振り返れば2013年、小規模保育の制度化を進めるために「子ども子育て会議」という政府の審議会に入る必要がありました。そのために、業界団体の代表であれば委員になれるということで、急いで作ったのが全国小規模保育協議会でした。最初は全国という名ばかりで、東京と横浜の仲間たちだけで手作りで立ち上げました。
「子ども子育て会議」には毎回欠かさず提言書を提出し、その結果、小規模認可保育所は一般の認可園よりも手厚い人員配置が認められました。この政策のおかげもあり、「子ども子育て支援法」施行初年度には1,500箇所、その後の10年間で全国5,000ヶ所へと爆発的に広がりました。待機児童対策として、これほど大きなインパクトを生んだことは、私にとっても大きな誇りです。
次の課題として「働いていない家庭の子どもも保育園に通えるようにすべきだ」という理念を掲げ、「みんなの保育園」構想を推進しました。その成果が「こども誰でも通園制度」という形で実現したことも、大きな喜びでした。

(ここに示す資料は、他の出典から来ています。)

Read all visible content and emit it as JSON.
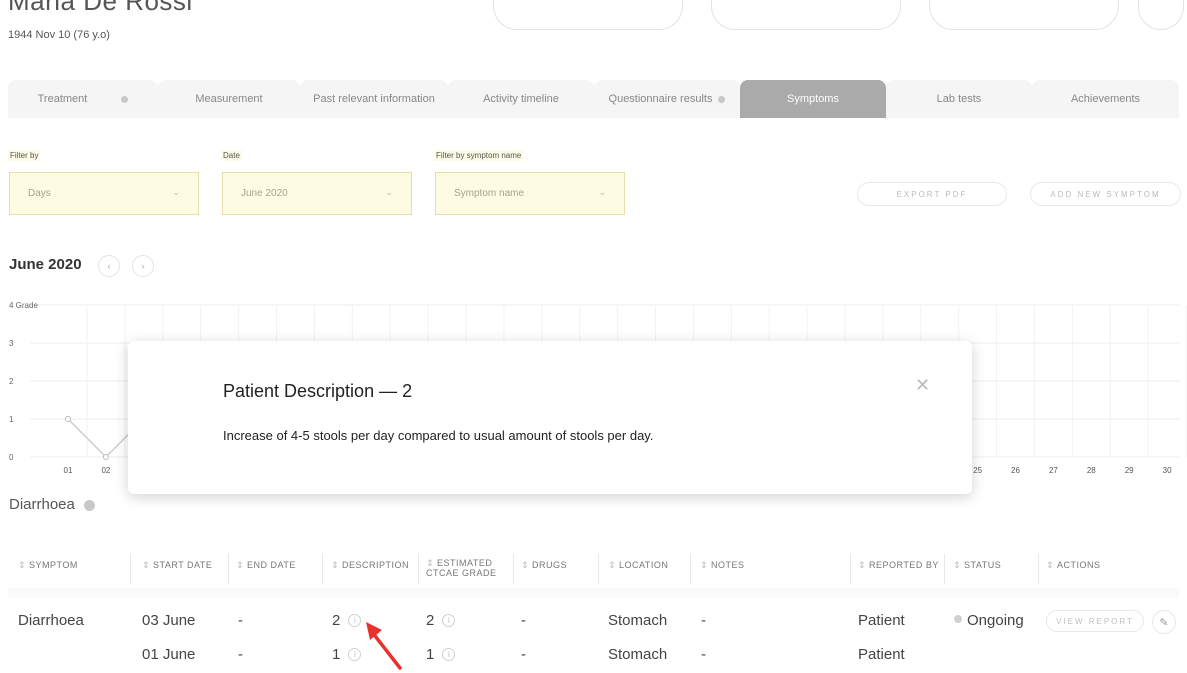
{
  "patient": {
    "name": "Maria De Rossi",
    "dob": "1944 Nov 10 (76 y.o)"
  },
  "tabs": [
    {
      "label": "Treatment",
      "dot": true
    },
    {
      "label": "Measurement",
      "dot": false
    },
    {
      "label": "Past relevant information",
      "dot": false
    },
    {
      "label": "Activity timeline",
      "dot": false
    },
    {
      "label": "Questionnaire results",
      "dot": true
    },
    {
      "label": "Symptoms",
      "dot": false,
      "active": true
    },
    {
      "label": "Lab tests",
      "dot": false
    },
    {
      "label": "Achievements",
      "dot": false
    }
  ],
  "filters": {
    "filter_by": {
      "label": "Filter by",
      "value": "Days"
    },
    "date": {
      "label": "Date",
      "value": "June 2020"
    },
    "symptom": {
      "label": "Filter by symptom name",
      "placeholder": "Symptom name"
    }
  },
  "actions": {
    "export_pdf": "EXPORT PDF",
    "add_symptom": "ADD NEW SYMPTOM"
  },
  "chart_nav": {
    "month": "June 2020",
    "prev": "‹",
    "next": "›"
  },
  "chart_data": {
    "type": "line",
    "y_ticks": [
      "4 Grade",
      "3",
      "2",
      "1",
      "0"
    ],
    "x_ticks_visible_left": [
      "01",
      "02"
    ],
    "x_ticks_visible_right": [
      "25",
      "26",
      "27",
      "28",
      "29",
      "30"
    ],
    "series": [
      {
        "x": [
          "01",
          "02",
          "03"
        ],
        "values": [
          1,
          0,
          1
        ]
      }
    ],
    "ylim": [
      0,
      4
    ],
    "grid": true,
    "line_color": "#cccccc"
  },
  "symptom": {
    "name": "Diarrhoea",
    "status_color": "#c8c8c8"
  },
  "table": {
    "headers": [
      "SYMPTOM",
      "START DATE",
      "END DATE",
      "DESCRIPTION",
      "ESTIMATED CTCAE GRADE",
      "DRUGS",
      "LOCATION",
      "NOTES",
      "REPORTED BY",
      "STATUS",
      "ACTIONS"
    ],
    "rows": [
      {
        "symptom": "Diarrhoea",
        "start": "03 June",
        "end": "-",
        "description": "2",
        "grade": "2",
        "drugs": "-",
        "location": "Stomach",
        "notes": "-",
        "reported_by": "Patient",
        "status": "Ongoing"
      },
      {
        "symptom": "",
        "start": "01 June",
        "end": "-",
        "description": "1",
        "grade": "1",
        "drugs": "-",
        "location": "Stomach",
        "notes": "-",
        "reported_by": "Patient",
        "status": ""
      }
    ],
    "view_report": "VIEW REPORT",
    "info_glyph": "i",
    "edit_glyph": "✎"
  },
  "modal": {
    "title": "Patient Description — 2",
    "body": "Increase of 4-5 stools per day compared to usual amount of stools per day.",
    "close": "✕"
  },
  "colors": {
    "accent_active_tab": "#aaaaaa",
    "filter_bg": "#fdfbe2",
    "arrow": "#e8322b"
  }
}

そして現在、待機児童問題が解消され、子どもの人口が減る中で保育園が新たな役割をどう果たすべきかという課題に直面しています。この課題に応えるべく、保育園を地域に開かれた「多機能拠点」とするアイデアをみんなで生み出しました。その結果、保育園内で「こども食堂」などを行えるようになるなど、さらなる制度改正につながっています。

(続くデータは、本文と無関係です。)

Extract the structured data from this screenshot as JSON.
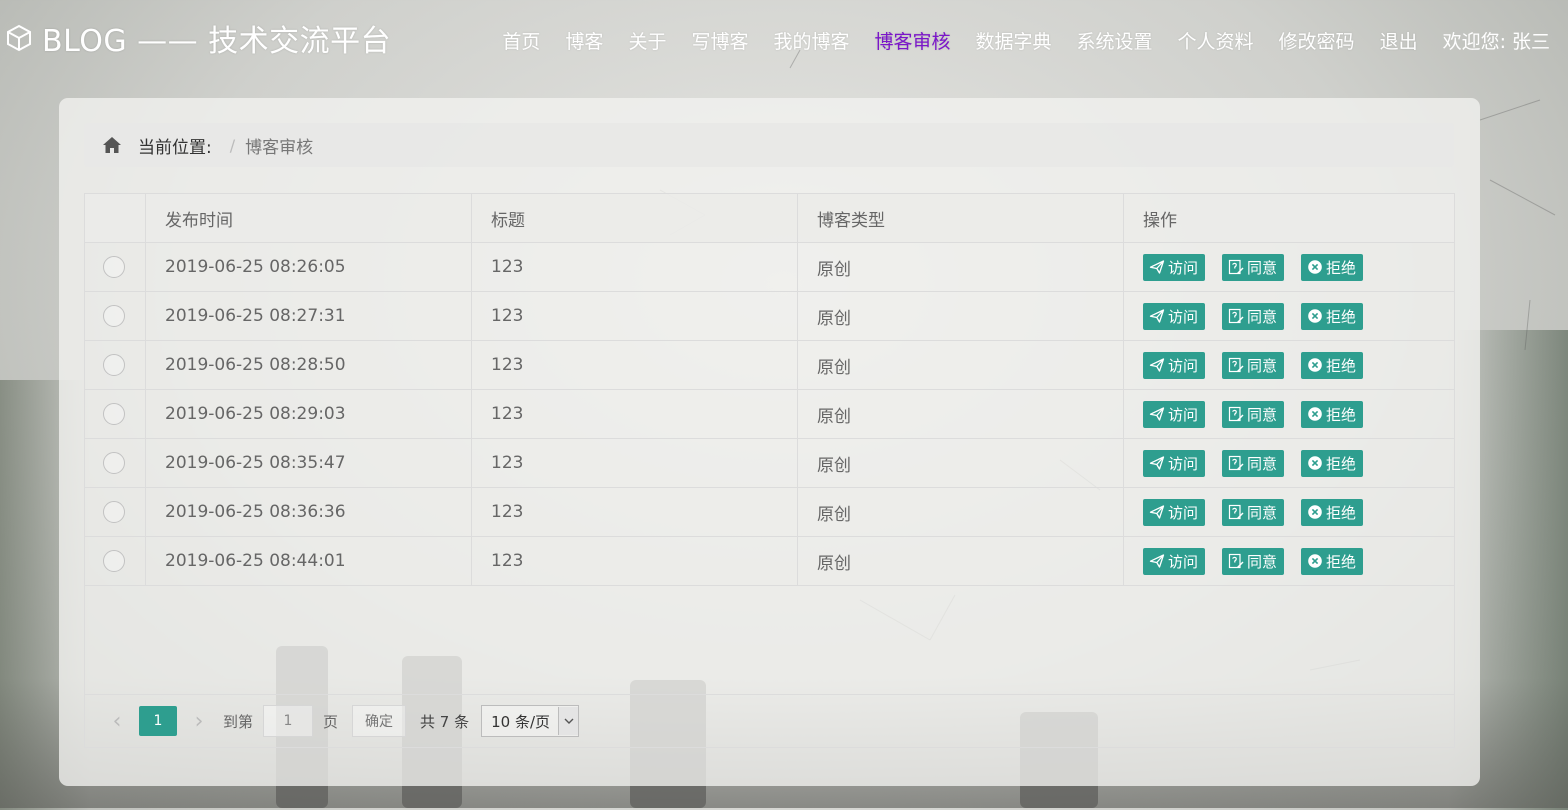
{
  "header": {
    "logo_text": "BLOG —— 技术交流平台",
    "nav": [
      {
        "label": "首页",
        "active": false
      },
      {
        "label": "博客",
        "active": false
      },
      {
        "label": "关于",
        "active": false
      },
      {
        "label": "写博客",
        "active": false
      },
      {
        "label": "我的博客",
        "active": false
      },
      {
        "label": "博客审核",
        "active": true
      },
      {
        "label": "数据字典",
        "active": false
      },
      {
        "label": "系统设置",
        "active": false
      },
      {
        "label": "个人资料",
        "active": false
      },
      {
        "label": "修改密码",
        "active": false
      },
      {
        "label": "退出",
        "active": false
      }
    ],
    "welcome": "欢迎您:",
    "username": "张三"
  },
  "breadcrumb": {
    "label": "当前位置:",
    "separator": "/",
    "current": "博客审核"
  },
  "table": {
    "columns": [
      "",
      "发布时间",
      "标题",
      "博客类型",
      "操作"
    ],
    "rows": [
      {
        "time": "2019-06-25 08:26:05",
        "title": "123",
        "type": "原创"
      },
      {
        "time": "2019-06-25 08:27:31",
        "title": "123",
        "type": "原创"
      },
      {
        "time": "2019-06-25 08:28:50",
        "title": "123",
        "type": "原创"
      },
      {
        "time": "2019-06-25 08:29:03",
        "title": "123",
        "type": "原创"
      },
      {
        "time": "2019-06-25 08:35:47",
        "title": "123",
        "type": "原创"
      },
      {
        "time": "2019-06-25 08:36:36",
        "title": "123",
        "type": "原创"
      },
      {
        "time": "2019-06-25 08:44:01",
        "title": "123",
        "type": "原创"
      }
    ],
    "actions": {
      "visit": "访问",
      "approve": "同意",
      "reject": "拒绝"
    }
  },
  "pager": {
    "prev": "‹",
    "current_page": "1",
    "next": "›",
    "goto_label": "到第",
    "goto_value": "1",
    "page_unit": "页",
    "confirm": "确定",
    "total": "共 7 条",
    "page_size": "10 条/页"
  },
  "colors": {
    "accent": "#2e9e8f",
    "nav_active": "#7b16c9"
  }
}
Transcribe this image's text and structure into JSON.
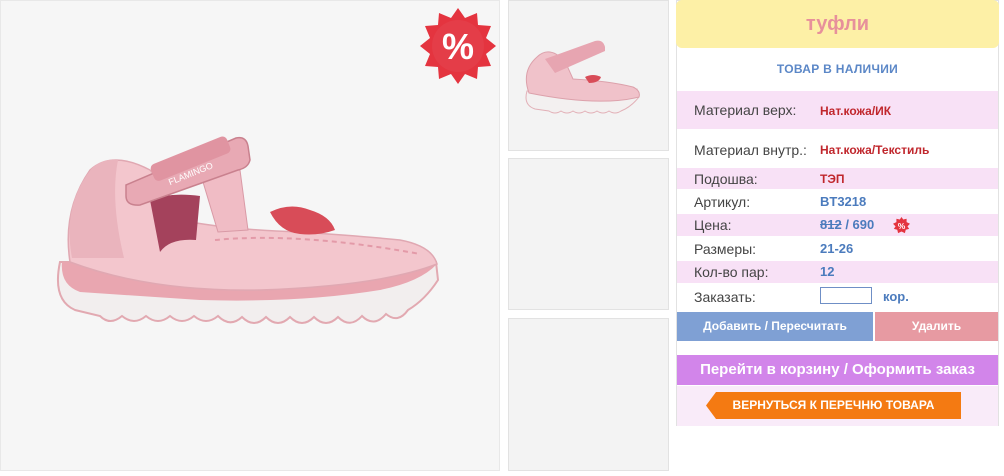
{
  "product": {
    "title": "туфли",
    "stock_status": "ТОВАР В НАЛИЧИИ",
    "brand_on_strap": "FLAMINGO",
    "promo_icon_text": "%"
  },
  "specs": {
    "material_top": {
      "label": "Материал верх:",
      "value": "Нат.кожа/ИК"
    },
    "material_inner": {
      "label": "Материал внутр.:",
      "value": "Нат.кожа/Текстиль"
    },
    "sole": {
      "label": "Подошва:",
      "value": "ТЭП"
    },
    "article": {
      "label": "Артикул:",
      "value": "BT3218"
    },
    "price": {
      "label": "Цена:",
      "old_value": "812",
      "separator": " / ",
      "new_value": "690"
    },
    "sizes": {
      "label": "Размеры:",
      "value": "21-26"
    },
    "pairs": {
      "label": "Кол-во пар:",
      "value": "12"
    },
    "order": {
      "label": "Заказать:",
      "input_value": "",
      "unit": "кор."
    }
  },
  "buttons": {
    "add": "Добавить / Пересчитать",
    "delete": "Удалить",
    "cart": "Перейти в корзину / Оформить заказ",
    "back": "ВЕРНУТЬСЯ К ПЕРЕЧНЮ ТОВАРА"
  },
  "colors": {
    "title_bg": "#fdf0a6",
    "title_text": "#e7909b",
    "row_shade": "#f8e1f6",
    "add_button": "#7fa0d4",
    "delete_button": "#e79aa2",
    "cart_button": "#d285ea",
    "back_button": "#f47a12",
    "promo_badge": "#e4343f"
  }
}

これらの成果を実現できたのも、ひとえに全国小規模保育協議会に参加する会員団体の皆さんのおかげです。現場で熱い思いを持って保育に携わる皆さんのリアリティを霞ヶ関の審議会に届けることが、私の一番の役割でした。
本日5月17日、私がフローレンスの事業継承に伴い、13年間務めた協議会理事(そのうち最初の10年は理事長として)を退任し、新たな理事としてフローレンス代表理事の赤坂緑さんに引き継ぎます。

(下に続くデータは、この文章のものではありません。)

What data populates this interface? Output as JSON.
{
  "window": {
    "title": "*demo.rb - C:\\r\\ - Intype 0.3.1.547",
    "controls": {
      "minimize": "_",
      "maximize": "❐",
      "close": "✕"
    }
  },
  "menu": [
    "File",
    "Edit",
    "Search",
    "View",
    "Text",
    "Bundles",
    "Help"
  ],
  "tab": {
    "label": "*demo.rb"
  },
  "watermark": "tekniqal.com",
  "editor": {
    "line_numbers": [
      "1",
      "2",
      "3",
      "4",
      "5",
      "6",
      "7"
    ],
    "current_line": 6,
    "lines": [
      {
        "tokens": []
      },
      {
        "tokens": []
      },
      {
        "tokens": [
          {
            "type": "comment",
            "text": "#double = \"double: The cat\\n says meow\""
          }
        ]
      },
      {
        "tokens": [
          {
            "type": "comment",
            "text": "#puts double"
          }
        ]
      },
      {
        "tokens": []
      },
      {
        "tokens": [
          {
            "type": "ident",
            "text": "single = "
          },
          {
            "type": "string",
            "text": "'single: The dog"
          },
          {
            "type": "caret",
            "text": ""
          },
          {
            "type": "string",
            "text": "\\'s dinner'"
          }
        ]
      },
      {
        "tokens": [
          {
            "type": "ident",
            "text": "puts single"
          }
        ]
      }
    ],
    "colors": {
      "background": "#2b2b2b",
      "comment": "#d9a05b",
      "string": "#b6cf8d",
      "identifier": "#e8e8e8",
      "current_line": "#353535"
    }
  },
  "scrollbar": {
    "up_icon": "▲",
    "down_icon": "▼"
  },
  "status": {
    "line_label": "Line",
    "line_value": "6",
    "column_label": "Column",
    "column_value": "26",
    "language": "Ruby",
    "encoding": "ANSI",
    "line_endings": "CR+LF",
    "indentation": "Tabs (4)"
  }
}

小規模保育の制度化、「こども誰でも通園制度」の実現など、日本の保育政策において歴史的な変化をもたらすことができました。自分としては特に思い残すことはありません。
今後の小規模保育は、家庭保育、事業所内保育、企業主導型保育などと統合され、新たに「地域おやこ園」として再編されることを願っています。「地域おやこ園」は、1対1の個別保育から40人規模の園まで柔軟に対応でき、病児保育や障害児保育を併設可能で、児童発達支援、放課後デイ、学童との連携もスムーズに行える仕組みです。また、産後ケアや親子ひろば、こども食堂やアウトリーチ活動など、多彩な福祉ツールを組み込むことが可能となります。
新たな保育類型への進化まで見届けられなかったのはやや残念ですが、後を託すメンバーが必ずや実現してくれると信じています。
みんな、今まで本当にありがとう。 保育園と子どもたちの未来が、より明るいものでありますように。